A trail of licentiousness

The case exposes the working of the judiciary, especially in giving protection to the Governor.

A trail of licentiousness

 A university teacher who accessed the original in the possession of a police officer friend confessed that he had troubled sleep that night, so disturbing was the video. No punishment is enough for such brazen exploitation and abuse of obviously poverty-stricken young girls, he said. Yet the 86-year old N D Tiwari has been allowed to go scot-free, the only punishment for his crime being losing his position as Governor of one of the biggest states of India.

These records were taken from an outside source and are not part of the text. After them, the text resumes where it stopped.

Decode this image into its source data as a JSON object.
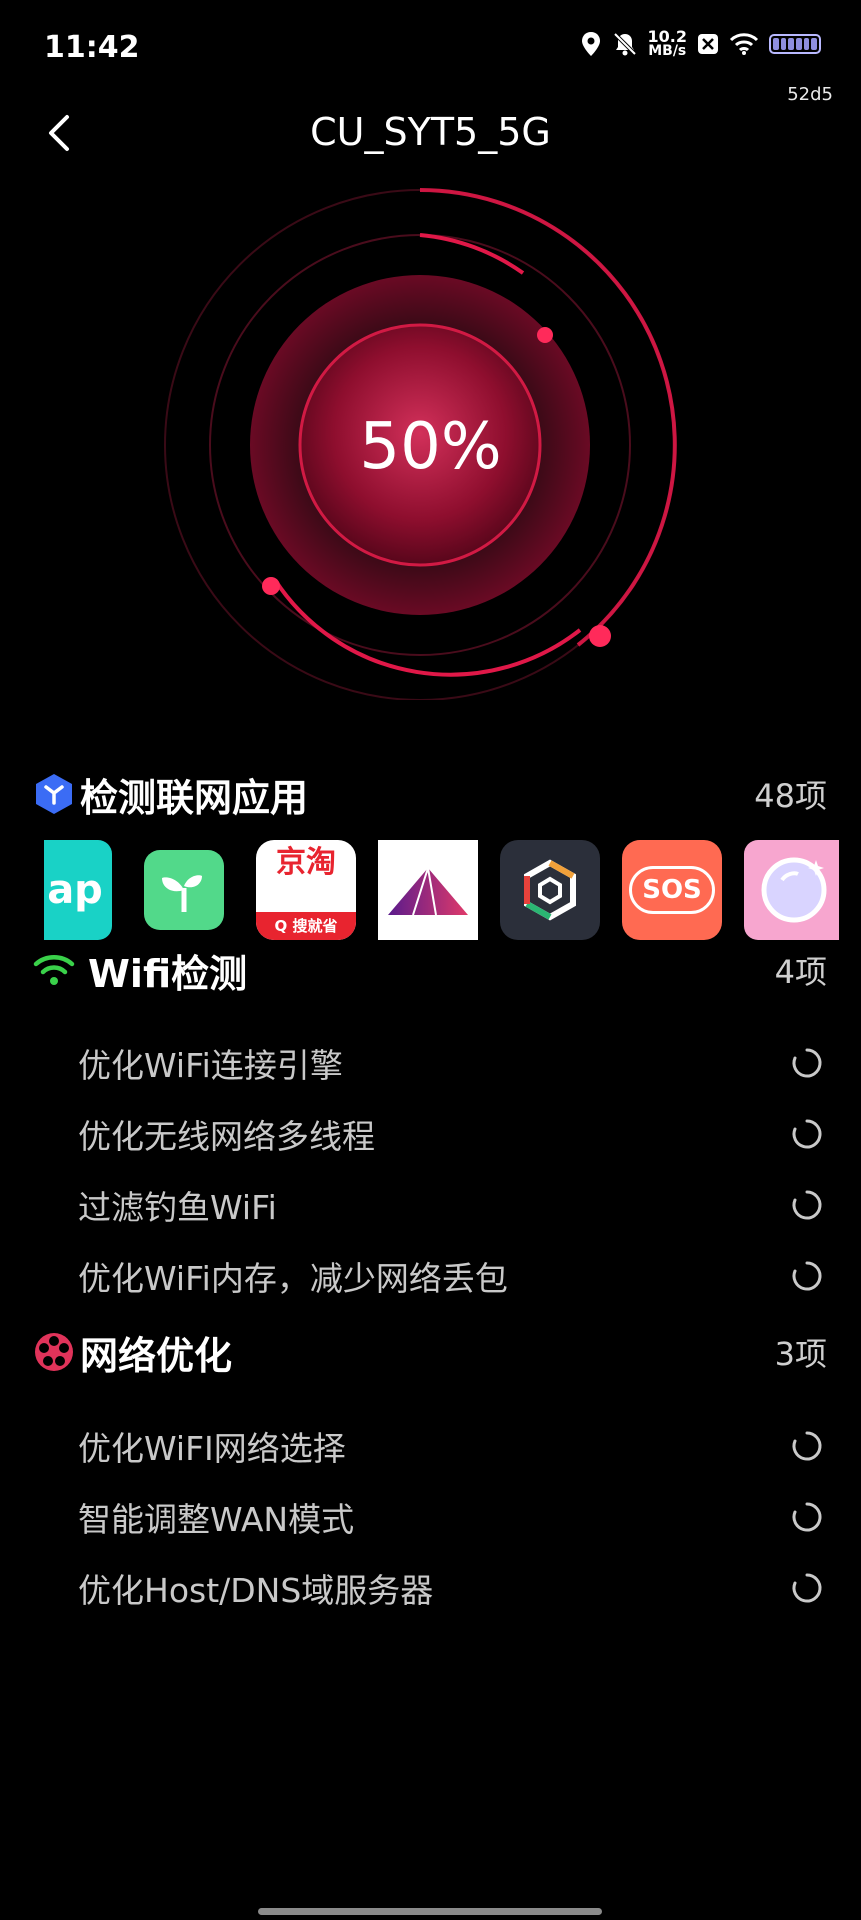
{
  "status_bar": {
    "time": "11:42",
    "speed_value": "10.2",
    "speed_unit": "MB/s",
    "sub_label": "52d5",
    "icons": [
      "location-icon",
      "mute-bell-icon",
      "close-badge-icon",
      "wifi-icon",
      "battery-icon"
    ]
  },
  "header": {
    "title": "CU_SYT5_5G"
  },
  "progress": {
    "label": "50%",
    "value": 0.5,
    "accent": "#e01848"
  },
  "apps_section": {
    "title": "检测联网应用",
    "count": "48项",
    "apps": [
      {
        "name": "taptap-app-icon",
        "label": "ap"
      },
      {
        "name": "sprout-app-icon",
        "label": ""
      },
      {
        "name": "jingtao-app-icon",
        "label": "京淘",
        "sub": "搜就省"
      },
      {
        "name": "mountain-app-icon",
        "label": ""
      },
      {
        "name": "hexagon-app-icon",
        "label": ""
      },
      {
        "name": "sos-app-icon",
        "label": "SOS"
      },
      {
        "name": "mirror-app-icon",
        "label": ""
      }
    ]
  },
  "wifi_section": {
    "title": "Wifi检测",
    "count": "4项",
    "items": [
      "优化WiFi连接引擎",
      "优化无线网络多线程",
      "过滤钓鱼WiFi",
      "优化WiFi内存，减少网络丢包"
    ]
  },
  "network_section": {
    "title": "网络优化",
    "count": "3项",
    "items": [
      "优化WiFI网络选择",
      "智能调整WAN模式",
      "优化Host/DNS域服务器"
    ]
  }
}
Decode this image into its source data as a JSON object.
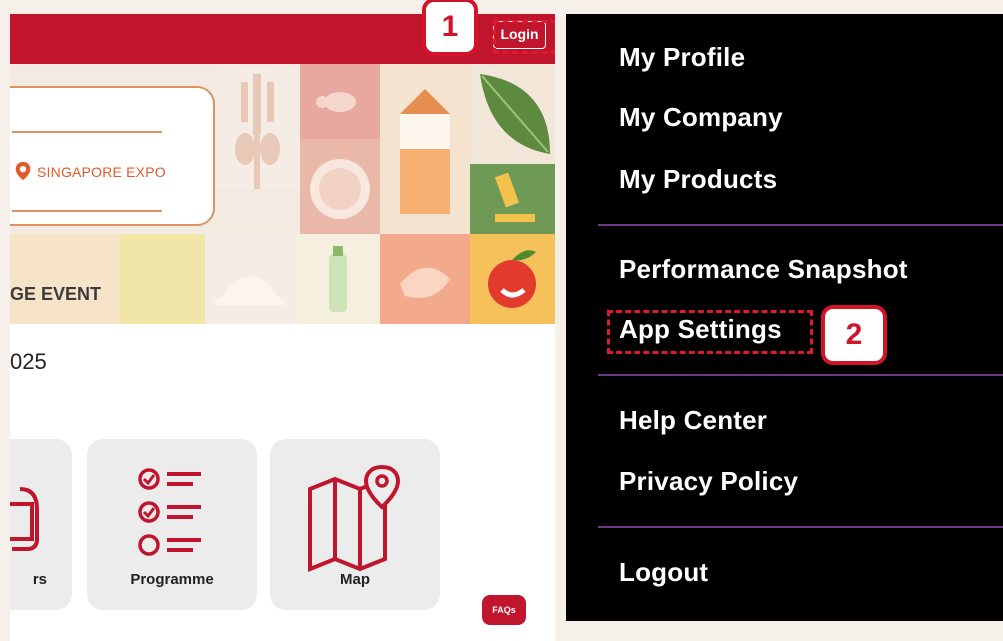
{
  "app": {
    "login_label": "Login",
    "step1_number": "1",
    "banner": {
      "venue": "SINGAPORE EXPO",
      "event_label": "GE EVENT"
    },
    "date_fragment": "025",
    "quick_links": [
      {
        "label": "rs"
      },
      {
        "label": "Programme"
      },
      {
        "label": "Map"
      }
    ],
    "faqs_label": "FAQs"
  },
  "menu": {
    "items": [
      {
        "label": "My Profile"
      },
      {
        "label": "My Company"
      },
      {
        "label": "My Products"
      },
      {
        "label": "Performance Snapshot"
      },
      {
        "label": "App Settings"
      },
      {
        "label": "Help Center"
      },
      {
        "label": "Privacy Policy"
      },
      {
        "label": "Logout"
      }
    ],
    "step2_number": "2"
  },
  "colors": {
    "brand_red": "#c0152d",
    "highlight_red": "#d0152b",
    "menu_bg": "#000000",
    "divider_purple": "#6a3a86"
  }
}
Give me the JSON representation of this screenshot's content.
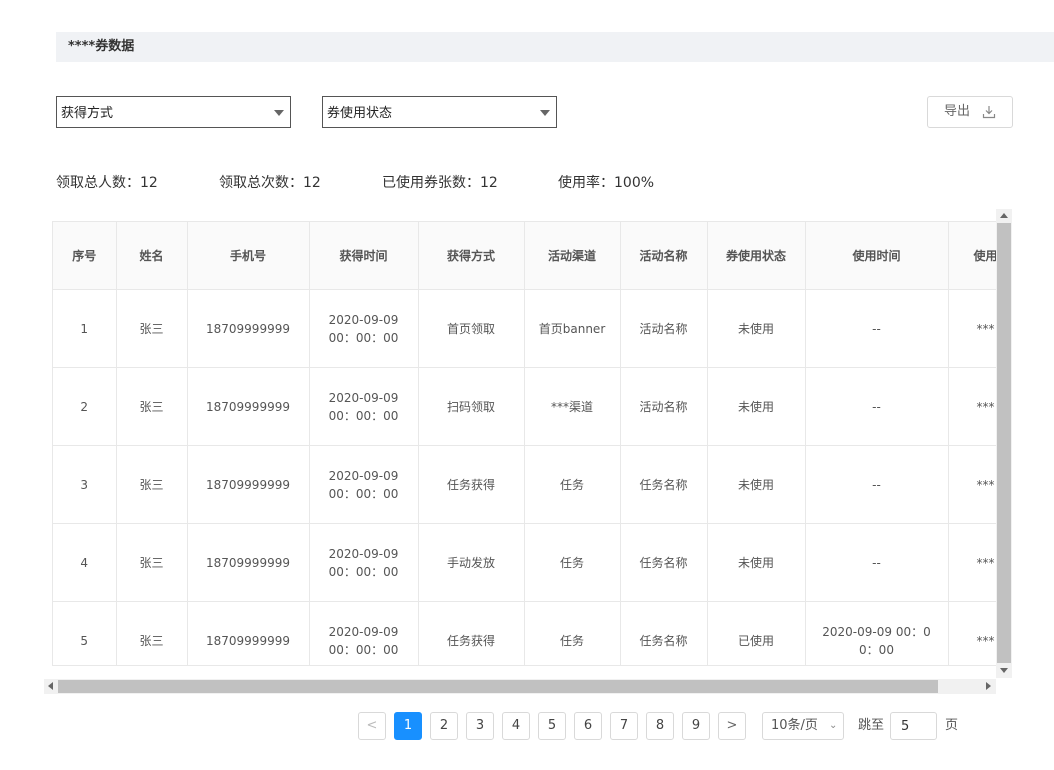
{
  "section": {
    "title": "****券数据"
  },
  "filters": {
    "acquire_method": "获得方式",
    "usage_status": "券使用状态",
    "export_label": "导出"
  },
  "stats": [
    {
      "label": "领取总人数",
      "value": "12"
    },
    {
      "label": "领取总次数",
      "value": "12"
    },
    {
      "label": "已使用券张数",
      "value": "12"
    },
    {
      "label": "使用率",
      "value": "100%"
    }
  ],
  "table": {
    "columns": [
      "序号",
      "姓名",
      "手机号",
      "获得时间",
      "获得方式",
      "活动渠道",
      "活动名称",
      "券使用状态",
      "使用时间",
      "使用"
    ],
    "rows": [
      [
        "1",
        "张三",
        "18709999999",
        "2020-09-09 00：00：00",
        "首页领取",
        "首页banner",
        "活动名称",
        "未使用",
        "--",
        "***|"
      ],
      [
        "2",
        "张三",
        "18709999999",
        "2020-09-09 00：00：00",
        "扫码领取",
        "***渠道",
        "活动名称",
        "未使用",
        "--",
        "***|"
      ],
      [
        "3",
        "张三",
        "18709999999",
        "2020-09-09 00：00：00",
        "任务获得",
        "任务",
        "任务名称",
        "未使用",
        "--",
        "***|"
      ],
      [
        "4",
        "张三",
        "18709999999",
        "2020-09-09 00：00：00",
        "手动发放",
        "任务",
        "任务名称",
        "未使用",
        "--",
        "***|"
      ],
      [
        "5",
        "张三",
        "18709999999",
        "2020-09-09 00：00：00",
        "任务获得",
        "任务",
        "任务名称",
        "已使用",
        "2020-09-09 00：00：00",
        "***|"
      ]
    ]
  },
  "pagination": {
    "prev": "<",
    "next": ">",
    "pages": [
      "1",
      "2",
      "3",
      "4",
      "5",
      "6",
      "7",
      "8",
      "9"
    ],
    "current": "1",
    "page_size": "10条/页",
    "jump_label": "跳至",
    "jump_value": "5",
    "page_unit": "页"
  },
  "colors": {
    "accent": "#1890ff",
    "header_bg": "#f0f2f5",
    "table_header_bg": "#fafafa"
  },
  "icons": {
    "select_arrow": "caret-down-icon",
    "export": "download-icon",
    "size_chevron": "chevron-down-icon"
  }
}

Rape, a cognizable offence
“N D Tiwari should be charged with rape, no less,” said Madabhushi Sridhar, a professor at the NALSAR University of Law, Hyderabad. Rape being a cognizable offence, the police station in Hyderabad under whose jurisdiction the Raj Bhavan falls, should follow up, pursuing the culprit wherever he is. Should the police, for obvious reasons, not follow up then the ordinary citizen should, or pressurise the government to bring the culprit to book, prosecute him and he should be made to pay for his crime, he said. Also, the MPs and other officials who were named by the wronged girls too should be named and punished, he said.

The case exposed the working of the judiciary, especially in giving protection to the Governor. Andhra Jyoti newspaper on Christmas day carried an announcement urging its readers to watch its sister channel ABN news channel for a sensational expose of dubious goings-on in Raj Bhavan. Alerted by this announcement, the Raj Bhavan officials rushed to the residence of Chief Justice of Andhra Pradesh, Justice A R Dave, seeking to move a House Motion although it was holiday. The CJ admitted the letter of the Officer on Special Duty to the Governor as a Public Interest Litigation (PIL) and constituted within hours, a Division Bench with himself and another Justice C V Nagarjuna Reddy.

Course of law
The Division Bench passed an interim order restraining the news channel from telecasting the video as the Bench felt it would be a “highly objectionable programme which is likely to demean and denigrate the gubernatorial office and cause immense harm to the public interest and that the damage is likely irretrievable”.
Sridhar agreed that the Bench would not have acted with such alacrity if it involved an ordinary citizen. Besides, the grounds for the restraint did not hold water since the issue was not just a question of damage to a Constitutional office but involved an act of crime, of a serious violation of law.

But it is anybody’s guess that the law will NOT follow its course. Removal from office seems to be punishment enough for committing a crime against women and for violating the law by the very person who is supposed to uphold it. A majority of cases end with interim orders of high courts. They are kept pending for decades and then thrown out without taking the case to its logical end. Considering the unwillingness of the system to punish powerful people, we can rest assured that the trail of shame left by N D Tiwari will not lead to a prison.